The Death of Falwell and the New Generation of Evangelicals

Hannah Rosin of the Washington Post has an interesting article about the differences between Jerry Falwell and the new generation of Evangelical leaders:

In January 2005, Time magazine published a cover story on the 25 most influential evangelicals in America. Jerry Falwell did not make the list.

. . .

"Evangelicals will think of him as part of the family, an elder relative who they might not agree with who died," says John Schmalzbauer, a professor of religious studies at Missouri State University who studies the recent mainstreaming of the religious right.

. . .

The new breed of evangelical leader does not have the temperament of a protester. He is a consummate professional who speaks in modulated terms and knows his way around Washington. "We evangelicals have learned to collaborate, to cross the aisles and religious barriers or whatever, in order to pass bills," Rich Cizik, vice president for governmental affairs at the National Association of Evangelicals, is quoted as saying in the new book "Believers."

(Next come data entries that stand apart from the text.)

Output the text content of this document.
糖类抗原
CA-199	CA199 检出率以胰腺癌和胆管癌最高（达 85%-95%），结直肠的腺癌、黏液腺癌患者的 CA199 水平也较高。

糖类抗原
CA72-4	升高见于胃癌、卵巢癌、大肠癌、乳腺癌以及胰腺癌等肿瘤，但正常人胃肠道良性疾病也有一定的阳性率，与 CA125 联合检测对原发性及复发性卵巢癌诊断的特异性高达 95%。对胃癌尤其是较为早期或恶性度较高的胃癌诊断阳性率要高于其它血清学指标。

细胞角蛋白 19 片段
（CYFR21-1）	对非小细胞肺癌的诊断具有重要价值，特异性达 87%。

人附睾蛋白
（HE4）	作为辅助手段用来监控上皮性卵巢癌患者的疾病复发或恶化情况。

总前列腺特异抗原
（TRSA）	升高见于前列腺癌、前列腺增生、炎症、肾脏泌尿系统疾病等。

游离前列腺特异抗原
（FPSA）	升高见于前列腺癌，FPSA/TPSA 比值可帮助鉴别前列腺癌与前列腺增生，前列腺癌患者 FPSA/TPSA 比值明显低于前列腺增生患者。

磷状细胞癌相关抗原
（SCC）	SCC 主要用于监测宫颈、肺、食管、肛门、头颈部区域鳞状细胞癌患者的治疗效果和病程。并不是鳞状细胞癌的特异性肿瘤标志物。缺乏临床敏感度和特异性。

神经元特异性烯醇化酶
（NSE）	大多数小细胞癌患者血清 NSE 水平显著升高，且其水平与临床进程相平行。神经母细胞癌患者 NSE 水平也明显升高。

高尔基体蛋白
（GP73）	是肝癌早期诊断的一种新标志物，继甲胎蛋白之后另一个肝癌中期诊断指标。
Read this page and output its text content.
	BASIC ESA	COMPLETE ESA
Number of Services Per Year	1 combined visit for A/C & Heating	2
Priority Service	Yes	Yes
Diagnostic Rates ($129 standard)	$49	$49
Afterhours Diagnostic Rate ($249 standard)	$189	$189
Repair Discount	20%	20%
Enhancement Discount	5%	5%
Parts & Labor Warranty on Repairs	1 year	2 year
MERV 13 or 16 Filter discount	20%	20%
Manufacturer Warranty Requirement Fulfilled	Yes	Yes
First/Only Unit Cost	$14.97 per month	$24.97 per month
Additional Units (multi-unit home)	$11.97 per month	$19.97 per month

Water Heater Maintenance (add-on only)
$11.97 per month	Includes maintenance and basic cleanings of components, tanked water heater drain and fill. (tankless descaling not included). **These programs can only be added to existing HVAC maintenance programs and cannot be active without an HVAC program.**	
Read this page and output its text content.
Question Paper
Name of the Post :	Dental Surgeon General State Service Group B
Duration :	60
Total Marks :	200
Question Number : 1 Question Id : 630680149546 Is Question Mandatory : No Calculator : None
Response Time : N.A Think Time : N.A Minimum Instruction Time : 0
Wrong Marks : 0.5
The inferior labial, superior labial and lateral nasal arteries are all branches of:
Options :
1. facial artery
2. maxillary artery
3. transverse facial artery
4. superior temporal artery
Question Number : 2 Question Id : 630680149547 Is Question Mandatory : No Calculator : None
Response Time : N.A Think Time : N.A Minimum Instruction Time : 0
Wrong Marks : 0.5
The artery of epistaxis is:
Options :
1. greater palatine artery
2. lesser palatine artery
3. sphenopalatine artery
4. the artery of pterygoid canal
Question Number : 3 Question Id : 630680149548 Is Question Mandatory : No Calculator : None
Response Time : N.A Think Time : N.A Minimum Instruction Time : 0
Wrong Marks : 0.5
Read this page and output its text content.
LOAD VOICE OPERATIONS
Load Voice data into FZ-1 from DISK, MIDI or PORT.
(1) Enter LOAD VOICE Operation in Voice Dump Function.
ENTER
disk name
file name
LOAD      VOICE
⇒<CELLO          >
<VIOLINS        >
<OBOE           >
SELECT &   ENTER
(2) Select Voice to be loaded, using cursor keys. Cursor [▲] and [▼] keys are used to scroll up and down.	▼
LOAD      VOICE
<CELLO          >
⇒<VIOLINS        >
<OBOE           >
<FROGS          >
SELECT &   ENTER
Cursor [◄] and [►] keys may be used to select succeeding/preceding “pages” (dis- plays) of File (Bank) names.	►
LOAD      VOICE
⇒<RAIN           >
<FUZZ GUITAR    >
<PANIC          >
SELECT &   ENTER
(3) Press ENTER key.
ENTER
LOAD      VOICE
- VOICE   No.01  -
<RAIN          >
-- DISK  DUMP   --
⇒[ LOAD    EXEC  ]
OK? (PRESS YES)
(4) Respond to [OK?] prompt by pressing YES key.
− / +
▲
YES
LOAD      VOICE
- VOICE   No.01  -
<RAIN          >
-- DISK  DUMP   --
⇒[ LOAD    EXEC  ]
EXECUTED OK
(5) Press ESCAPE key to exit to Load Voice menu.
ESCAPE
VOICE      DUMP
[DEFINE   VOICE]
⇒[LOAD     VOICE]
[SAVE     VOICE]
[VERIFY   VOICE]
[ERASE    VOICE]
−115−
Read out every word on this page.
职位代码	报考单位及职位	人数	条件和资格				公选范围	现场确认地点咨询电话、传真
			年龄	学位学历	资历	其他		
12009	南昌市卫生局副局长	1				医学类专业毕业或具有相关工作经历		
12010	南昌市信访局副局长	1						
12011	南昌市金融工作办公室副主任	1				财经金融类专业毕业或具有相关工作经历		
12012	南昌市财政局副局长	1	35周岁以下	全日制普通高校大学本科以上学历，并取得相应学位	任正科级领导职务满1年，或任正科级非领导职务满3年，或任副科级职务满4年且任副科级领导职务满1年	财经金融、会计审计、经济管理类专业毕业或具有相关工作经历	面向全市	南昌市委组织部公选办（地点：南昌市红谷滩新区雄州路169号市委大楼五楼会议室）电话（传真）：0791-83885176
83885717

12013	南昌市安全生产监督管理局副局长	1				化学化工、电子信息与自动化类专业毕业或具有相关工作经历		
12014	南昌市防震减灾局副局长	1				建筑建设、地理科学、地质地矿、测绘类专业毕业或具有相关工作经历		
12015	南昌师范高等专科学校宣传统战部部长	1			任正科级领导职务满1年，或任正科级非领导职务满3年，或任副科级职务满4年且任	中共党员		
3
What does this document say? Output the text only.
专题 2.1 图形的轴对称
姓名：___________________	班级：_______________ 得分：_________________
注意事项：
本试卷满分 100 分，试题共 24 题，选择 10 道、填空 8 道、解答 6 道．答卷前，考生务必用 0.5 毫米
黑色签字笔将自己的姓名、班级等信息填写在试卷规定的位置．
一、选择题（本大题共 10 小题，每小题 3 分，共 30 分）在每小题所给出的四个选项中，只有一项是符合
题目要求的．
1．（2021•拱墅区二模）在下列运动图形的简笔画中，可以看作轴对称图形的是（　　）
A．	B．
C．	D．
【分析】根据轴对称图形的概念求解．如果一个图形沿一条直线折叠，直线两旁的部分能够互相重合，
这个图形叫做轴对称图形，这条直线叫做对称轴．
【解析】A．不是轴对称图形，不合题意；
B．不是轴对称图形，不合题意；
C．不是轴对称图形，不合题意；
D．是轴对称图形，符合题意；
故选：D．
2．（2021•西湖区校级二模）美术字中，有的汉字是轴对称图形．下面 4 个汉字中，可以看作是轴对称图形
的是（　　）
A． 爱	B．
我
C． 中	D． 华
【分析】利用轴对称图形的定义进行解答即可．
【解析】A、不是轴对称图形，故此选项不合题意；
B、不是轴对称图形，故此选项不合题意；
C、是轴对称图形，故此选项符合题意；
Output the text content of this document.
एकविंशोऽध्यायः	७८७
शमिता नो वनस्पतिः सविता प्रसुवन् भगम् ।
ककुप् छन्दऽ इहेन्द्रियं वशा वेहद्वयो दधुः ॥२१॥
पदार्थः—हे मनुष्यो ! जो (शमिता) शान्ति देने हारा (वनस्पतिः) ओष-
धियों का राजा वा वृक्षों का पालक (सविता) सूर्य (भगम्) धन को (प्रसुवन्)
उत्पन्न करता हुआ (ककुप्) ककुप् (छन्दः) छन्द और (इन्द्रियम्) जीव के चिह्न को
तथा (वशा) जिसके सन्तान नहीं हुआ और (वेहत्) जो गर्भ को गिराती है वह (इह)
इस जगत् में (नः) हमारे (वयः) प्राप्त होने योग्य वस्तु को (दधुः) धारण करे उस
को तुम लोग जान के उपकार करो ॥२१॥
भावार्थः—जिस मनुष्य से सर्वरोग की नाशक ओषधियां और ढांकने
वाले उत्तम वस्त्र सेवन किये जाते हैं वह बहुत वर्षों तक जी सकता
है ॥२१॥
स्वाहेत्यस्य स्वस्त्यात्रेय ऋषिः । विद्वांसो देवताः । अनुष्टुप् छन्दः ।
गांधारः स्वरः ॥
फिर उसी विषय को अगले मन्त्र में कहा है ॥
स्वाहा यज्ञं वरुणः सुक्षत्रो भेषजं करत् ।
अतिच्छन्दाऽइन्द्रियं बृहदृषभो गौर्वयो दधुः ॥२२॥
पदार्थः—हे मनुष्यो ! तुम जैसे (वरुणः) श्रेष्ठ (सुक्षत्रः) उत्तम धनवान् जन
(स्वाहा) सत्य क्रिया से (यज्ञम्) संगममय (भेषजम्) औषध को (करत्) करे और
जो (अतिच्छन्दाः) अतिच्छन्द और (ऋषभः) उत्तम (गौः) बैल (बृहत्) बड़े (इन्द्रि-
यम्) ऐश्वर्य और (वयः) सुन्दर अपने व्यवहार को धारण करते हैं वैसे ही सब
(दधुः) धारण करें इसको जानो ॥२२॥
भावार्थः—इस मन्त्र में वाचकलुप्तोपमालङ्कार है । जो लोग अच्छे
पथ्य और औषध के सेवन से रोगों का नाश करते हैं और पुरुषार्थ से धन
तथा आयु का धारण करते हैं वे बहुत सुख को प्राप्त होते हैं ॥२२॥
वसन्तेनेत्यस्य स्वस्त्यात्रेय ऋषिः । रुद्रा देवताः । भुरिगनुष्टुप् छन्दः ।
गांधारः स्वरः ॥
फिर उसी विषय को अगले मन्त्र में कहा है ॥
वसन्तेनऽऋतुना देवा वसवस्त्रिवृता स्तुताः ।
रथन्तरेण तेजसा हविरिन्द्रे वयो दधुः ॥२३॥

Featured prominently on Time's list was Rick Warren, pastor of Saddleback Church in California and author of mega-bestseller "The Purpose Driven Life." If they took a political poll on the usual culture war issues, Falwell and Warren would end up in exactly the same place -- antiabortion, against gay rights. Both have written books saying that Jesus is the only way to salvation. But Warren's public style is entirely different.

For the most part, Warren keeps a low political profile. When asked which presidential candidate he supports, he praises both Sen. Barack Obama of Illinois, a Democrat, and Sen. Sam Brownback of Kansas, a Republican and religious conservative. Warren donated the proceeds from his book to help combat AIDS in Africa. He associates himself with "creation care," a movement of evangelical environmentalists. To ensure wide distribution, Warren makes sure he goes down easy: "You were made by God and for God, and until you understand that, life will never make sense," reads a quote from him printed on millions of Starbucks cups.

Young evangelicals came of age with George W. Bush as their president, reaching out to them, speaking their language, identifying "Christ" as his favorite political philosopher in a 1999 campaign debate. These days, one-third of Congress members identify themselves as "evangelical."

"We're no longer overlooked, persecuted, discriminated against, and misquoted in the mainstream media, an editorial in Christianity Today stated in 2005. "So we've been mainstreamed, now what?"

In Falwell's days, the evangelical movements seemed like one big church, and the culture was always looking to identify its leader and pastor. Now the movement is much more "fragmented," Schmalzbauer says.

Warren is an obvious leader but he shuns the political spotlight. James Dobson, head of Focus on the Family, remains enormously influential but he is of the Falwell generation, a little too extreme for mainstream politics.

Another name often mentioned is Richard Land, president of the Southern Baptist Ethics and Religious Liberty Commission. Land has solid evangelical credentials and was educated at Princeton and Oxford universities. He believes in working with conservative Catholics and Jews to accomplish his agenda. He believes in collaboration over confrontation.

Like Cizik and Warren, he is a member of the post-Falwell generation, which believes in "getting things done," as Land once said, even if it doesn't accomplish what Falwell did best over his long career: making headlines.

Read it all.

This reflects what I am seeing both locally and nationally. The older Evangelical political movement focused--perhaps wisely--on a few critical issues such as abortion, pornography and gay rights. the newer Evangelical leaders (and followers) are adding other issues to the list such as poverty and the environment. Evangelicals will likely not agree with a Democrat on issues such as gay rights and criminalization of abortion, but these issues are not always going to be the key issues in a political race. When that is the case, as it was recently in Ohio and Michigan, Democrats can attract a surprising number of Evangelical voters on other issues.